NATO delegation acknowledges lack of Afghan support
Recently, a delegation of six members of the Defence and Security Committee of NATO's Parliamentary Assembly visited Afghanistan to assess NATO's mission. Led by Portuguese diplomat Julio Miranda Calha, the delegation included an American, a British, and a Canadian representative.
In their initial press release, the delegation makes a startling admission. After initial niceties about the mission ("visible progress", "increased economic activity", etc.), the statement airs its "strong concern" on a number of matters:
The NATO mission still suffers from a lack of personnel and assets... While NATO forces are able to clear any given area of insurgents, they do not have enough personnel to 'backfill' and hold a cleared area after a successful operation... The end result is the re-infiltration of cleared areas by insurgents, and an inability by local populations to commit to actively support NATO and the central government.An "inability by local populations to commit to actively support NATO and the central government" is bureaucrat-speak. It means that Afghan villagers do not (or cannot) support NATO's war effort, nor Karzai's government. Of course, this refers primarily to southern Afghanistan, where support for the NATO/US missions has dropped dramatically, according to polls. A November 2006 opinion poll conducted in Afghanistan (pdf here) found that 43% of the residents of Kandahar and Helmand provinces, where Canadian combat troops have been active, feel that the toppling of the Taliban government was a “bad thing”. Further, this figure has jumped since the year previous, when just 13% of Afghans in the southern region felt that way.

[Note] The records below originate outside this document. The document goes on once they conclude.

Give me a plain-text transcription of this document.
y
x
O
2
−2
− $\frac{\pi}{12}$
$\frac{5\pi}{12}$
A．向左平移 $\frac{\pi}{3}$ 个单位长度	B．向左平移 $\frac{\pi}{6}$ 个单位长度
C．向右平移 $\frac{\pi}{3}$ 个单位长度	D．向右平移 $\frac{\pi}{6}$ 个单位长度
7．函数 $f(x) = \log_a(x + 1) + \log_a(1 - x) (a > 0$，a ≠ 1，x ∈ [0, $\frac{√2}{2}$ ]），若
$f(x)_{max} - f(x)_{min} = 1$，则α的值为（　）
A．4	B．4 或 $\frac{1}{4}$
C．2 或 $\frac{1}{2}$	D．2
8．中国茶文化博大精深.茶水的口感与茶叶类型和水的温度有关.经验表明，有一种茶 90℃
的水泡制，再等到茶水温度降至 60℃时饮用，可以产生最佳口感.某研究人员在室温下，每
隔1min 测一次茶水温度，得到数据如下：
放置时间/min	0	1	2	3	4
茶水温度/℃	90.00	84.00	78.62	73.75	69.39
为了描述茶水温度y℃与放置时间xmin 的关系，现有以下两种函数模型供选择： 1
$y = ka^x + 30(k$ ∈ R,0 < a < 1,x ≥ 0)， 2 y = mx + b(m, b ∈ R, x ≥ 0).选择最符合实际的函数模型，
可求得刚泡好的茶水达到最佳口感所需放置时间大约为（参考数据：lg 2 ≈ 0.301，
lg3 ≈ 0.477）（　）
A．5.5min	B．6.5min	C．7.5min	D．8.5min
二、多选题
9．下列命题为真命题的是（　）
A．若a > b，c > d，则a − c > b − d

Returning to the delegation's assessment: They call for more troops and intelligence with fewer restrictions on troop activities ("caveats"). Then they turn to Karzai's government:
Corruption, often linked to the surging drug trade, crippled efforts at every level of government from, for example, the Ministry of the Interior, to provincial governors, judges and police forces. Without dramatic progress in these areas, the vision of a stable and democratic state, responsive to the needs of the Afghan people, will remain unattainableThey conclude:
Fundamentally, the delegation came away with a sense that current efforts are making significant incremental progress, but not at a rate that will ensure without doubt an acceptable end state to our mission there.